Thursday, November 25, 2010

Texas Fight

It was only 11 months ago that the Texas Longhorns stood on the Rose Bowl field looking up at the scoreboard. 3:14 left on the clock and a 3-point game. Freshman Garrett Gilbert had come off the bench in the first meaningful action of his career and had shown the type of promise that teams dream of from their top recruits.

Yes, Colt McCoy was leaving and so was Jordan Shipley, but the torch had been passed. The team was going to be ok. And this wasn’t a case of looking through the world with burnt orange-colored glasses. Folks in Austin weren’t the only ones who thought this team could still hang. The Associated Press had Texas ranked 5th in the country to start 2010. The coaches had the Horns 4th.

We were all wrong. This team lacked the heart that others have had. It seemed to lack leadership and it definitely lacked strategy. The vaunted recruiting classes of the last few years failed to unearth its promised superstars. This can’t be laid at the feet of Garrett Gilbert, either. He hasn’t been the success story Texas fans hoped for, but he hasn’t been placed in the best position to succeed, either. Dropped passes, questionable play-calling and a sub-standard offensive line have made his sophomore season difficult.

Put those ingredients together: lack of heart and leadership, poor game-planning and play-calling, underachieving talent. The result is obvious. Losses to Oklahoma and Oklahoma State – Baylor and Texas A&M – these things you could almost explain away if they were close games… they were all ranked teams. But losses to teams like UCLA, Kansas State and Iowa State? These are the things that show you that you have a major problem.
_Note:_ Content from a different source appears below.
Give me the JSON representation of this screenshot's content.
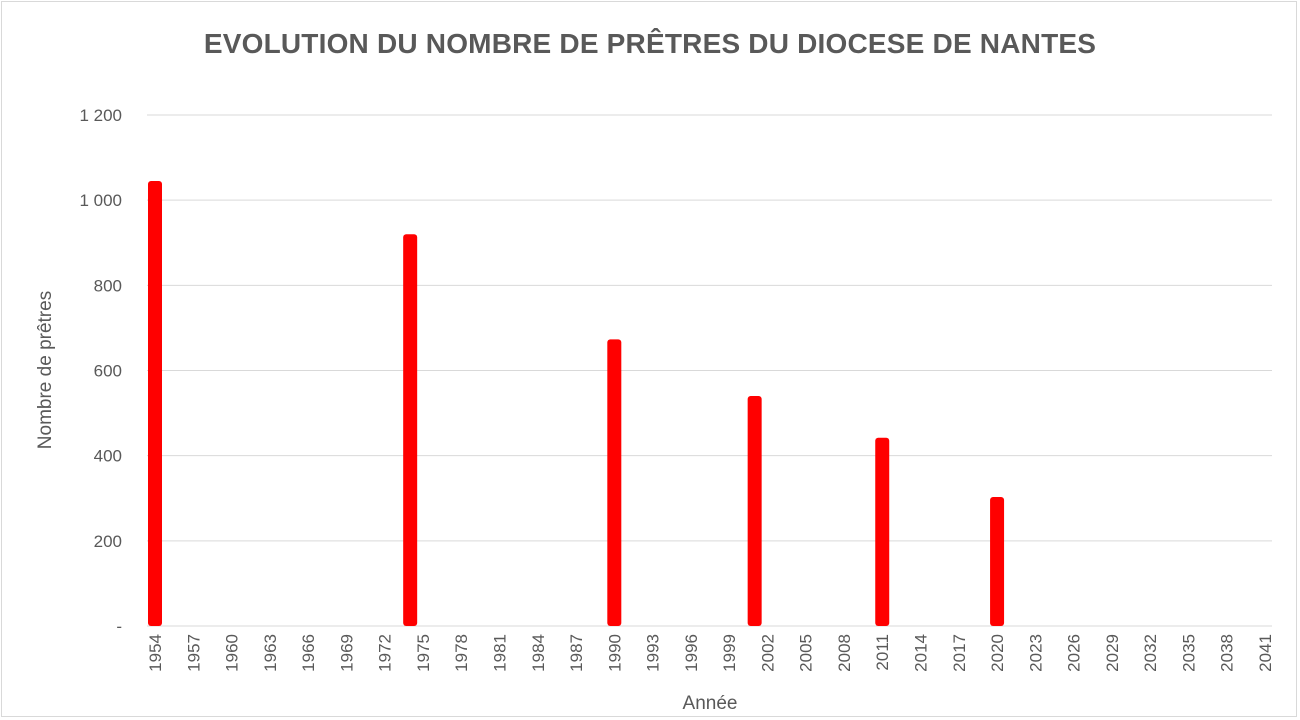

And now I see Longhorn Nation in a panic. I see fans who don’t care about the games anymore. I hear people say things like, “Who cares? We suck anyway.” So soon after standing on the precipice of greatness?

Look, I get it. We’re spoiled. We had one of the greatest runs in the history of college football. 9 straight seasons with at least 10 wins? That’s the type of thing that will make you awfully comfortable with winning and losing will start to feel pretty foreign.

But remember how we got here?

In 1997 this team went 4 and 7. That’s right… worse than this year. And the mess started with a disgusting 66-3 loss to UCLA. That team lost to Baylor and Oklahoma State, too. The ’97 bunch lost 4 in a row before getting a win in the 2nd to last week only to lose to a ranked Texas A&M team to finish the year. Sound familiar?

Do you know how long it took for the Texas Longhorns to recover from that disaster season and get back to relevance? Exactly no time flat. In 1998 the ‘Horns won 9 games and finished ranked 15th in the country and were Cotton Bowl champions.

So what happened? A change in the coaching staff. John Mackovic was out – and in from North Carolina came Mack Brown. Ricky Williams was the best player on that ’98 team. But he was also the best player on the ’97 team. The right mix of coaches and a young Major Applewhite put in the position to succeed and they turned it around in a heartbeat. Two more solid 9-win seasons followed without Ricky and then the 10-win streak that led to three BCS games, two title games and one National Championship.

Changes are coming again. Mack Brown isn’t going anywhere, but that’s ok. The point here, friends, is that Mack Brown knows how to do it. He knows when things aren’t working and when he figures it out and gets the right people in the right situations it can get back to good in a big hurry.

I hear the whining. “He should have fired Greg Davis years ago!” Hard to do when you’re in the national championship discussion every year. I’ve even heard people asking if maybe it’s Mack’s time to go.

As it turns out, it’s Mack’s time to shine. He’s done it before and he can do it again.  He'll find great football minds to mold great kids into great football players.  This team will find leadership and will scratch and claw their way back to the upper rung of the sport.

Keep the faith, Texas fans. Next year will be here before you know it… and there’s every reason to think that it could surprise a lot of people.